Personal information
- Date of birth: July 16, 1958 (age 66)
- Place of birth: Afula, Israel
- Position(s): Forward

Youth career
- Maccabi Jaffa

Senior career*
- Years: Team / Apps / (Gls)
- –1980: Maccabi Jaffa
- 1980–1982: Cleveland Force (indoor) / 65 / (44)
- 1981: Cleveland Cobras
- Maccabi Jaffa

= Simon Look =

Israeli footballer

Simon Look is a retired Israeli football (soccer) forward who played professionally in Israel and in the American Soccer League and Major Indoor Soccer League.

==Professional==
Look spent his youth with the Maccabi Jaffa F.C., turning professional with the first team when he was sixteen.

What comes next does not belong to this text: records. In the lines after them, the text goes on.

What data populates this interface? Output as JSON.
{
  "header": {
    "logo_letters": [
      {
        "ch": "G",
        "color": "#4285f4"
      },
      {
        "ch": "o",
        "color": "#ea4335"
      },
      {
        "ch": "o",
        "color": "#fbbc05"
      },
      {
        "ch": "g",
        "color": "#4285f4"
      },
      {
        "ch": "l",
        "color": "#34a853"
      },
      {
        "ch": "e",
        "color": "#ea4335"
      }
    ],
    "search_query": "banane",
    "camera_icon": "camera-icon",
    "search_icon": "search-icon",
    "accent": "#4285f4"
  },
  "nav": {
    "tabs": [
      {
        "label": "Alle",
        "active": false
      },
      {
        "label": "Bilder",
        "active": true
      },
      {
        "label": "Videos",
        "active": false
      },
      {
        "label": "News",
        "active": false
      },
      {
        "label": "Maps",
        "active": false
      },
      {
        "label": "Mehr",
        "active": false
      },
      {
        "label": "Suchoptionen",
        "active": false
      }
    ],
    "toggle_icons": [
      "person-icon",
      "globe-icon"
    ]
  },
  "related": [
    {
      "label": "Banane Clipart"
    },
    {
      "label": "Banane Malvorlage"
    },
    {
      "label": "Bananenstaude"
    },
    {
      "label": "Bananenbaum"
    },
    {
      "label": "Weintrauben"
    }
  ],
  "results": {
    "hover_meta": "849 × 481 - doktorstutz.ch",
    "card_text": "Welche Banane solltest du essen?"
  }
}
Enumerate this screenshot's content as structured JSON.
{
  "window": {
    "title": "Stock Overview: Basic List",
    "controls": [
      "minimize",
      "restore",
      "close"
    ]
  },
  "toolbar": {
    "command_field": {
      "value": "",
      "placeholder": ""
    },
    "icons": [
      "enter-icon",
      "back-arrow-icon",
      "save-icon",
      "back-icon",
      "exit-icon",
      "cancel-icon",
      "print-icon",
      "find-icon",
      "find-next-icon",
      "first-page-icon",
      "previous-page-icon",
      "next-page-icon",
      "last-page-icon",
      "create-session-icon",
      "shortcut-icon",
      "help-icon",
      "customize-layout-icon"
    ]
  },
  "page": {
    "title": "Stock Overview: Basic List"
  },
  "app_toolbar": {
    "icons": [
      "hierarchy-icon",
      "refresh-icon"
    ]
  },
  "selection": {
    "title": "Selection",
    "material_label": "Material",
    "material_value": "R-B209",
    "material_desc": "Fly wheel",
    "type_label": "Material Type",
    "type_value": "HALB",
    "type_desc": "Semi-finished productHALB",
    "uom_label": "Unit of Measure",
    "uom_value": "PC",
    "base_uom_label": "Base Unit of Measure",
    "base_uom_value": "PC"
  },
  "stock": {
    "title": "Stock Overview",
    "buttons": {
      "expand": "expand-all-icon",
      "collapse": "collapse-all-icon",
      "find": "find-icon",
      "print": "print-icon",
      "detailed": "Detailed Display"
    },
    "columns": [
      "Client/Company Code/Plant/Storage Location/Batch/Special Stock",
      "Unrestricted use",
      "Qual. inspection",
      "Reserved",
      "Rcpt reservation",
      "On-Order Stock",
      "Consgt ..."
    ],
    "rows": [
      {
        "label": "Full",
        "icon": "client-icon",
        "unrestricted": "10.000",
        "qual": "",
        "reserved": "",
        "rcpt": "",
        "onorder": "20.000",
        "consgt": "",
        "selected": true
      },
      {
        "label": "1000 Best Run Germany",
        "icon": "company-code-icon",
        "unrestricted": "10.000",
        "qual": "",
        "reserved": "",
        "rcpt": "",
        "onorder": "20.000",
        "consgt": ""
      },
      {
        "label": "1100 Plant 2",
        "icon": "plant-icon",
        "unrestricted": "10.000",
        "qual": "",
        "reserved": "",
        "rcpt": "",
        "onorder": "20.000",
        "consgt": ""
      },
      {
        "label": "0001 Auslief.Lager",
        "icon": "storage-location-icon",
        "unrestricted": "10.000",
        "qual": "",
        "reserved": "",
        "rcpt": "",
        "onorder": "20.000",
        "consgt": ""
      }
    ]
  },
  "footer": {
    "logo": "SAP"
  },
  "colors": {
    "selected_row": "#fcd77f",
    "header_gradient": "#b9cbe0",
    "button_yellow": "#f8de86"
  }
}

In 1980, he moved to the United States where he signed with the Cleveland Force of the Major Indoor Soccer League. He spent two seasons with the Force and in 1981 played the summer outdoor season with the Cleveland Cobras of the American Soccer League. He then returned to Israel where he rejoined Maccabi Jaffa.

==Personal==
Simon Look is of a Tunisian-Jewish descent. He is currently not married and has four children, three boys and one daughter. He spends most of his time coaching the younger generation as well as playing pick up games any chance he can.

==National team==
Look played for the Israeli Junior National and the Israeli Olympic teams.